Specifically, the operation process of machining the eccentric inner hole part 100 by using the eccentric inner hole part machining jig 200 of the present invention is as follows:

placing the eccentric inner hole part 100 to be processed on the annular boss of the workpiece positioning disc 201, and aligning a part positioning through hole on a part mounting edge of the eccentric inner hole part 100 to be processed with the positioning bushing 20212 on the workpiece positioning disc 201 along the circumferential direction;

correspondingly assembling the positioning bushings 20212 with the same number on the eccentric inner hole part processing clamp by using the positioning pins 20211 with the same number, so that the positioning pins 20211 and the positioning bushings 20212 are correspondingly arranged one by one, and accurately positioning the eccentric inner hole part 100;

the clamp plate 20221 is pressed against the part mounting edge of the eccentric inner hole part 100 and the eccentric inner hole part 100 is tightly pressed and fixed through the fastening unit 20222 and the top bracing bolt 20223;

the inner wall of an alignment circular inner hole 2011 of the workpiece positioning disc 201 faces a dial indicator arranged on a machine tool for zero calibration to obtain a measurement reference, the calibrated dial indicator is used for measuring an eccentric arc section of the eccentric inner hole part 100 to be machined, the jitter value of the eccentric inner hole measured by the dial indicator is compared with the measurement reference to obtain a machining allowance, the eccentric inner hole part 100 rotates by taking an inner hole central axis 2013 as a rotation central line, and the eccentric inner hole part 100 is subjected to cutting machining;

after cutting, the dial gauge mounted on the machine tool is calibrated by the wall surface of the alignment circular inner hole 2011 of the workpiece positioning disc 201, and the calibrated dial gauge is used for measuring the processed circular arc section, so that the position tolerance between the diameter of the eccentric circular arc section and the reference of the eccentric inner hole part 100 can be measured on line.

The invention also provides a processing method of the eccentric inner hole part, and the processing clamp of the eccentric inner hole part comprises the following steps:

positioning and fixing the eccentric inner hole part to be processed on the workpiece positioning disc 201 through a positioning fastener 202;

zero calibration is performed by facing the inner wall of the alignment circular inner hole 2011 on the workpiece positioning disc 201 to a dial indicator arranged on a machine tool, so that a measurement reference is obtained;

moving the dial indicator with the measurement reference from the inner wall surface of the alignment circular inner hole 2011 to the inner wall surface of the eccentric inner hole 102 to be processed, rotating the eccentric inner hole part to be processed to obtain a run-out value of the eccentric inner hole measured by the dial indicator, and comparing the run-out value with the measurement reference to obtain the machining allowance;

and setting the feed amount according to the machining allowance, and enabling the eccentric inner hole part to be machined to rotate along the inner hole central axis 2013 of the alignment circle inner hole 2011 as a rotation central line for machining.
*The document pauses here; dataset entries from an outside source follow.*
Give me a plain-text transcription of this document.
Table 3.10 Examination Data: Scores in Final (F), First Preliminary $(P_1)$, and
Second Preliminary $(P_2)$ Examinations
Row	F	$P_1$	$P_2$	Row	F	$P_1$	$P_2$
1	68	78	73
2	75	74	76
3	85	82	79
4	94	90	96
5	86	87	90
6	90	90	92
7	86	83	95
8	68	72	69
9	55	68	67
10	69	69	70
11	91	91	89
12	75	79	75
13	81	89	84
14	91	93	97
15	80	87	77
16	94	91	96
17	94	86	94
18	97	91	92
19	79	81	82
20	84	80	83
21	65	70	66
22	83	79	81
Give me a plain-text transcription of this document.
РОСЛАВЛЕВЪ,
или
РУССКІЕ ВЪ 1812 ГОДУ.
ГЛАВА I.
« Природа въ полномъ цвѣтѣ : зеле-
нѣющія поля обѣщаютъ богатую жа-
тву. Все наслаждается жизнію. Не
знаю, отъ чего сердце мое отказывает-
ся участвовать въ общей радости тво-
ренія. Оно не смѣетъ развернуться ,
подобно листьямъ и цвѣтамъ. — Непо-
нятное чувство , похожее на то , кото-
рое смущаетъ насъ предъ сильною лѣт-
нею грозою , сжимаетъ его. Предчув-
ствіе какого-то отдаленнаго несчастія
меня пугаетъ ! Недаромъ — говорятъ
Further, after the machining is finished, the size and the position of the eccentric arc section of the eccentric part are measured on line by a method for determining machining allowance.

The above is only a preferred embodiment of the present invention, and is not intended to limit the present invention, and various modifications and changes will occur to those skilled in the art. Any modification, equivalent replacement, or improvement made within the spirit and principle of the present invention should be included in the protection scope of the present invention.